Friday 14 June 2013

Student Hilarity

(Big Danger in Little Osaka #26, 2009)

Unless you do something horribly wrong, being a young, foreign teacher at a Japanese high school automatically makes you the coolest and most handsome/beautiful person in the building. When I walk down the hallway, guys high-five me and ask me to hang out with them. Girls giggle when I walk past and yell “naisu gai!” or “very very hansamu!”  I’ve been asked out on dates and even had marriage proposals. While I’d love to claim that I really am that cool and handsome, this seems to be the default experience for foreign teachers in Japan. Still, it’s a kind of nice, though slightly surreal, boost to the ego.

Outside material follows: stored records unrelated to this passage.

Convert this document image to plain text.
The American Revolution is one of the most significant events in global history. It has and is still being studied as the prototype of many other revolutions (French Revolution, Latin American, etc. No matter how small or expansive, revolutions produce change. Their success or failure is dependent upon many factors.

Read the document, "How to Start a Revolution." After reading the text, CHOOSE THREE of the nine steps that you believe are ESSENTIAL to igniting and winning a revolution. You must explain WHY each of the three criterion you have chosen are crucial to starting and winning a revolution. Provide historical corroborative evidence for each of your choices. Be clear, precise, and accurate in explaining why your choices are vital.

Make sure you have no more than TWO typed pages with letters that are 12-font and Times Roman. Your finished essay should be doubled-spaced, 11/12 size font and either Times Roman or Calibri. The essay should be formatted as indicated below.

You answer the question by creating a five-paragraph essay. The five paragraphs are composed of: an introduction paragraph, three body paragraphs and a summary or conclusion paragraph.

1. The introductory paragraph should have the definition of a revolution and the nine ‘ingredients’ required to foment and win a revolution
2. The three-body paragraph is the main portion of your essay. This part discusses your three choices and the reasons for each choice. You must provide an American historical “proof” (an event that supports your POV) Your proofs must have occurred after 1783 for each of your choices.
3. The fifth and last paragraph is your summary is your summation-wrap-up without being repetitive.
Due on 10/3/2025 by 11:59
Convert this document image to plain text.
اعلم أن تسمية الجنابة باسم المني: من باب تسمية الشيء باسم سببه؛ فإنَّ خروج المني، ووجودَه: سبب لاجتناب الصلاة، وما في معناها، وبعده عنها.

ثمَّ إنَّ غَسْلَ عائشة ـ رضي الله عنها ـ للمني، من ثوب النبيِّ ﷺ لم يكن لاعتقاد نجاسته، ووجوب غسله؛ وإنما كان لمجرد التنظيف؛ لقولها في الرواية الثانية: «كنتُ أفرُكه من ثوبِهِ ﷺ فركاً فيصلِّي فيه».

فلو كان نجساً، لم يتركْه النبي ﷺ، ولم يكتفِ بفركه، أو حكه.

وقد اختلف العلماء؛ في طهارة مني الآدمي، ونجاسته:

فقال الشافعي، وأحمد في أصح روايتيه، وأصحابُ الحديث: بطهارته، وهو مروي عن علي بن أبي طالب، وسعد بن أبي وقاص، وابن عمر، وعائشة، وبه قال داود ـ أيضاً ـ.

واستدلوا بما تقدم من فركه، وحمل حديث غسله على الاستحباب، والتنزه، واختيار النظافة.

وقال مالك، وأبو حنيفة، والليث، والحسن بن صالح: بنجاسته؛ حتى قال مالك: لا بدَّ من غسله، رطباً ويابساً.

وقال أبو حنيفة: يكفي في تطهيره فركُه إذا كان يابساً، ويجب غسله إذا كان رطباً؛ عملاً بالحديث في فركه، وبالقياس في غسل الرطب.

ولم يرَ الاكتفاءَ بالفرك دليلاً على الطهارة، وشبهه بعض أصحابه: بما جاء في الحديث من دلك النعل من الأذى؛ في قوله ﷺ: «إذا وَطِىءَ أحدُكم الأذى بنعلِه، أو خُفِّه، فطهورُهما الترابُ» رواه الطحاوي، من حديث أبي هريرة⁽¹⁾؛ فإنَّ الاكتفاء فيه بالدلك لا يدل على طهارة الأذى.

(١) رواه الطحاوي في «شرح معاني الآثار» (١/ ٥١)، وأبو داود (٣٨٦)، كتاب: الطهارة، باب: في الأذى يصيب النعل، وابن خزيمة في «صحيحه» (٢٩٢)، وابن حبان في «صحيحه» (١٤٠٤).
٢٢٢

There are some things about me that my students still find fascinating/confusing. They often ask if my hair colour is natural, obviously unaware that no sane person would dye their hair ginger. “Yeah, it’s natural, ” I reply. “And your eyebrows?” “Yeah.” “And your facial hair?” “Yeah…” And so on in this fashion, inevitably ending up in the general crotch area. I also get compared to an assortment of Western celebrities, including Tom Cruise, Brad Pitt and Johnny Depp. (I guess all white people look the same?) I once had a girl stop me in the hallway and yell “Oh wow, Stevie Wonder!” I politely informed her that Stevie Wonder was actually an old, black dude, to which she enthusiastically replied "Yes!". And yes, there are still students who get confused about where New Zealand is, including one who thought that it was a state of the U.S. (“Isn’t it near Kentucky?”)

Of course, it’s hard to tell if these students are genuinely naïve or just subtly taking the piss. There are definitely some who intentionally try to make me laugh, which can derail a lesson completely. Guys often blurt out random, completely unsolicited English phrases during class, including such gems as “I want to go to nudist beach!”; “Previously on Prison Break!”; “Merry Christmas! Happy New Year! You should see a doctor!”; and the classic “OH… MY… FACE!” A student once leaned over to me and murmured conspiratorially: “By the way… I am Bruce Willis.” It can be hard to recover from something like that. I also see a lot of unintentionally hilarious English in students’ written exercises. I generally don’t like to make fun of their mistakes, although the time a girl wrote “last week, I ate out my family” (missing a crucial ‘with’) has to be shared. A friend once asked her students to write about their future, and one wrote that he wanted to become a teacher. His reason? “I want to come in a human.” I can only hope that he was going for something slightly nobler.

In fairness to my students, I should point out that there are plenty of kids who can speak good English, don’t go all gooey at the sight of a Westerner and are generally switched-on about other countries. They’re cool people, but sadly not as much fun to write about.